Four billion people face severe water scarcity. Is there hope?

Scientists calculate that about two-thirds of the world's population faces severe water scarcity for at least one month a year. But that may not be the end of the story.

Rafiq Maqbool/AP/File
Indian women collect water from a broken pipe in a slum on the outskirts of Mumbai, India, March 22, 2012.

Freshwater is a key part of our lives. We drink it, we bathe in it, and we grow crops with it. But many people across the globe don't have enough of it.

Some scientific studies have suggested that between 1.7 and 3.1 billion people face freshwater scarcity. But a new study blows those estimates out of the proverbial water. 

Some 4 billion people, nearly two-thirds of the world's population of 7.125 billion, face severe freshwater scarcity, according to a new study published Friday in the journal Science Advances.

Although 66 percent of the world's population sounds pretty bad, that number includes everyone who experiences freshwater scarcity for at least a month each year. 

"Water scarcity generally occurs only during part of the year, when there is a mismatch between water availability and demand," study author Mesfin Mekonnen explained to The Christian Science Monitor's Story Hinckley.

Some regions face the shortages worse than others. About 1 billion of the 4 billion affected live in India, while 0.9 billion live in China. Those nations, not surprisingly, have the largest populations in the world. China has 1.32 billion residents and India has 1.13 billion.

Other regions, including in the forested areas of South America, Central Africa, Malaysia-Indonesia, appear to be less susceptible to water scarcity. "Other places with low water scarcity throughout the year can be found in the eastern half of the United States, in large parts of Europe, and in parts of South China," the study authors write in their paper.

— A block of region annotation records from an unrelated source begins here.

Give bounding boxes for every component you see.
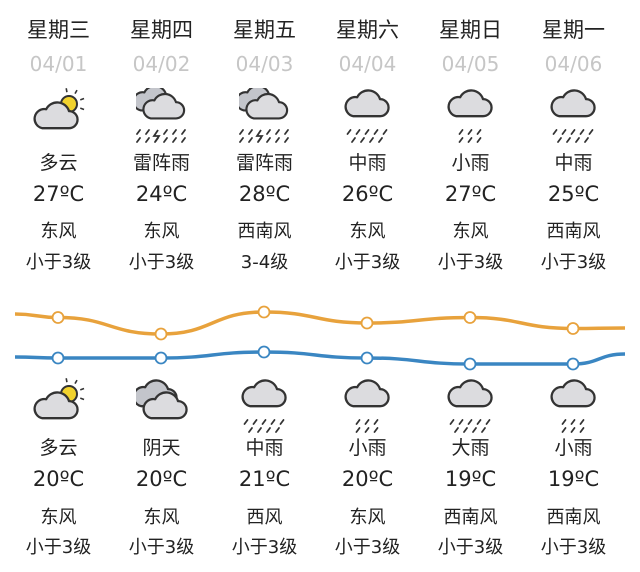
day-weather: 雷阵雨 xyxy=(132,152,190,174)
weekday: 星期四 xyxy=(130,18,193,42)
night-wind-level: 小于3级 xyxy=(334,537,401,558)
day-column[interactable]: 星期一 04/06 中雨 25ºC 西南风 小于3级 小雨 19ºC 西南风 小于3级 xyxy=(522,0,625,572)
high-temp: 24ºC xyxy=(135,182,188,206)
night-wind: 西南风 xyxy=(546,507,601,528)
date: 04/05 xyxy=(441,52,500,76)
day-wind-level: 小于3级 xyxy=(25,252,92,273)
date: 04/03 xyxy=(235,52,294,76)
date: 04/06 xyxy=(544,52,603,76)
date: 04/04 xyxy=(338,52,397,76)
day-wind-level: 小于3级 xyxy=(540,252,607,273)
day-weather: 中雨 xyxy=(554,152,593,174)
high-temp-line xyxy=(14,310,626,336)
overcast-icon xyxy=(136,379,188,420)
night-weather: 大雨 xyxy=(451,437,490,459)
day-weather: 雷阵雨 xyxy=(235,152,293,174)
high-temp-point xyxy=(360,316,374,330)
day-wind-level: 3-4级 xyxy=(240,252,289,273)
low-temp-point xyxy=(463,357,477,371)
night-wind-level: 小于3级 xyxy=(128,537,195,558)
light-rain-icon xyxy=(447,89,493,143)
weekday: 星期三 xyxy=(27,18,90,42)
day-wind: 东风 xyxy=(40,221,77,242)
low-temp-point xyxy=(154,351,168,365)
low-temp-line xyxy=(14,350,626,366)
low-temp-point xyxy=(360,351,374,365)
high-temp: 27ºC xyxy=(32,182,85,206)
day-weather: 多云 xyxy=(39,152,78,174)
day-wind-level: 小于3级 xyxy=(128,252,195,273)
night-wind-level: 小于3级 xyxy=(231,537,298,558)
low-temp-point xyxy=(51,351,65,365)
low-temp: 19ºC xyxy=(547,467,600,491)
high-temp: 27ºC xyxy=(444,182,497,206)
weekday: 星期一 xyxy=(542,18,605,42)
night-weather: 阴天 xyxy=(142,437,181,459)
day-column[interactable]: 星期五 04/03 雷阵雨 28ºC 西南风 3-4级中雨 21ºC 西风小于3级 xyxy=(213,0,316,572)
high-temp-point xyxy=(463,311,477,324)
night-wind-level: 小于3级 xyxy=(540,537,607,558)
high-temp-point xyxy=(257,305,271,319)
high-temp-point xyxy=(566,322,580,335)
day-weather: 小雨 xyxy=(451,152,490,174)
high-temp: 25ºC xyxy=(547,182,600,206)
moderate-rain-icon xyxy=(241,379,287,433)
high-temp-point xyxy=(154,327,168,341)
thunderstorm-icon xyxy=(136,88,186,143)
low-temp: 21ºC xyxy=(238,467,291,491)
night-wind-level: 小于3级 xyxy=(437,537,504,558)
day-wind-level: 小于3级 xyxy=(334,252,401,273)
low-temp: 20ºC xyxy=(135,467,188,491)
low-temp-point xyxy=(566,357,580,371)
day-wind: 东风 xyxy=(349,221,386,242)
night-wind: 东风 xyxy=(143,507,180,528)
day-column[interactable]: 星期日 04/05 小雨 27ºC 东风 小于3级 大雨 19ºC 西南风 小于3级 xyxy=(419,0,522,572)
night-wind: 东风 xyxy=(349,507,386,528)
day-weather: 中雨 xyxy=(348,152,387,174)
day-column[interactable]: 星期四 04/02 雷阵雨 24ºC 东风 小于3级 阴天 20ºC 东风 小于3级 xyxy=(110,0,213,572)
light-rain-icon xyxy=(550,379,596,433)
day-wind-level: 小于3级 xyxy=(437,252,504,273)
night-wind: 西风 xyxy=(246,507,283,528)
low-temp: 19ºC xyxy=(444,467,497,491)
date: 04/02 xyxy=(132,52,191,76)
weekday: 星期六 xyxy=(336,18,399,42)
moderate-rain-icon xyxy=(344,89,390,143)
day-wind: 西南风 xyxy=(546,221,601,242)
high-temp: 28ºC xyxy=(238,182,291,206)
thunderstorm-icon xyxy=(239,88,289,143)
day-wind: 西南风 xyxy=(237,221,292,242)
night-weather: 小雨 xyxy=(348,437,387,459)
low-temp: 20ºC xyxy=(32,467,85,491)
date: 04/01 xyxy=(29,52,88,76)
temperature-curves xyxy=(14,305,626,371)
day-column[interactable]: 星期六 04/04 中雨 26ºC 东风 小于3级 小雨 20ºC 东风 小于3级 xyxy=(316,0,419,572)
moderate-rain-icon xyxy=(550,89,596,143)
night-wind: 西南风 xyxy=(443,507,498,528)
partly-cloudy-icon xyxy=(33,88,85,130)
low-temp-point xyxy=(257,345,271,359)
night-weather: 小雨 xyxy=(554,437,593,459)
day-wind: 东风 xyxy=(143,221,180,242)
low-temp: 20ºC xyxy=(341,467,394,491)
night-wind: 东风 xyxy=(40,507,77,528)
day-column[interactable]: 星期三 04/01 多云 27ºC 东风 小于3级 多云 20ºC 东风 小于3级 xyxy=(7,0,110,572)
partly-cloudy-icon xyxy=(33,378,85,420)
night-weather: 中雨 xyxy=(245,437,284,459)
weekday: 星期日 xyxy=(439,18,502,42)
light-rain-icon xyxy=(344,379,390,433)
heavy-rain-icon xyxy=(447,379,493,433)
high-temp-point xyxy=(51,311,65,324)
weekday: 星期五 xyxy=(233,18,296,42)
high-temp: 26ºC xyxy=(341,182,394,206)
night-weather: 多云 xyxy=(39,437,78,459)
night-wind-level: 小于3级 xyxy=(25,537,92,558)
day-wind: 东风 xyxy=(452,221,489,242)
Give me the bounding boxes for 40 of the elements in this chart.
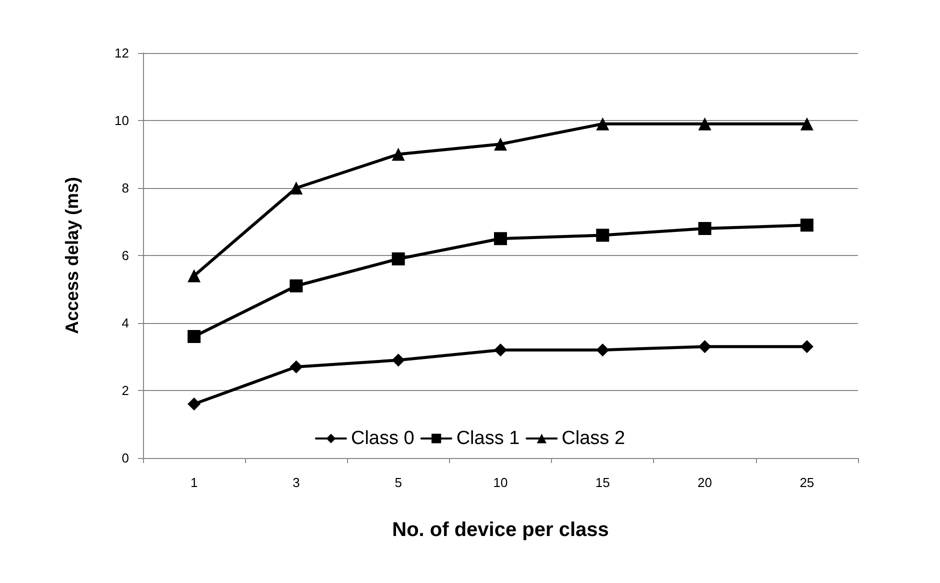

Intense scarcity stretches across a broad band of land in northern Africa through the Middle East. A study last year examined the effect of climate change on the Horn of Africa, and that team predicted the drought-stricken region will only get more parched.

The United Nations website states, "Water scarcity is both a natural and a human-made phenomenon. There is enough freshwater on the planet for seven billion people but it is distributed unevenly and too much of it is wasted, polluted and unsustainably managed."

So what can be done?

"There is no single silver bullet to deal with the problem around the world," said Tom Gleeson, a professor in the Department of Civil Engineering at McGill University who published a 2014 paper in the journal Nature Geoscience outlining six different ways to reduce water scarcity, in a news release.

That research team suggested combining different methods as fits. Their suggestions included measures to make irrigated agriculture more efficient, improving infrastructure to reduce industrial and domestic water waste, improving water-recycling, limiting population growth in particularly stressed regions, increasing storage in reservoirs and increasing desalination of seawater.

"Significant reductions in water-stressed populations are possible by 2050," co-author on the 2014 paper, Yoshihide Wada from the Department of Physical Geography at Utrecht University, said in the news release, "but a strong commitment and strategic efforts are required to make this happen."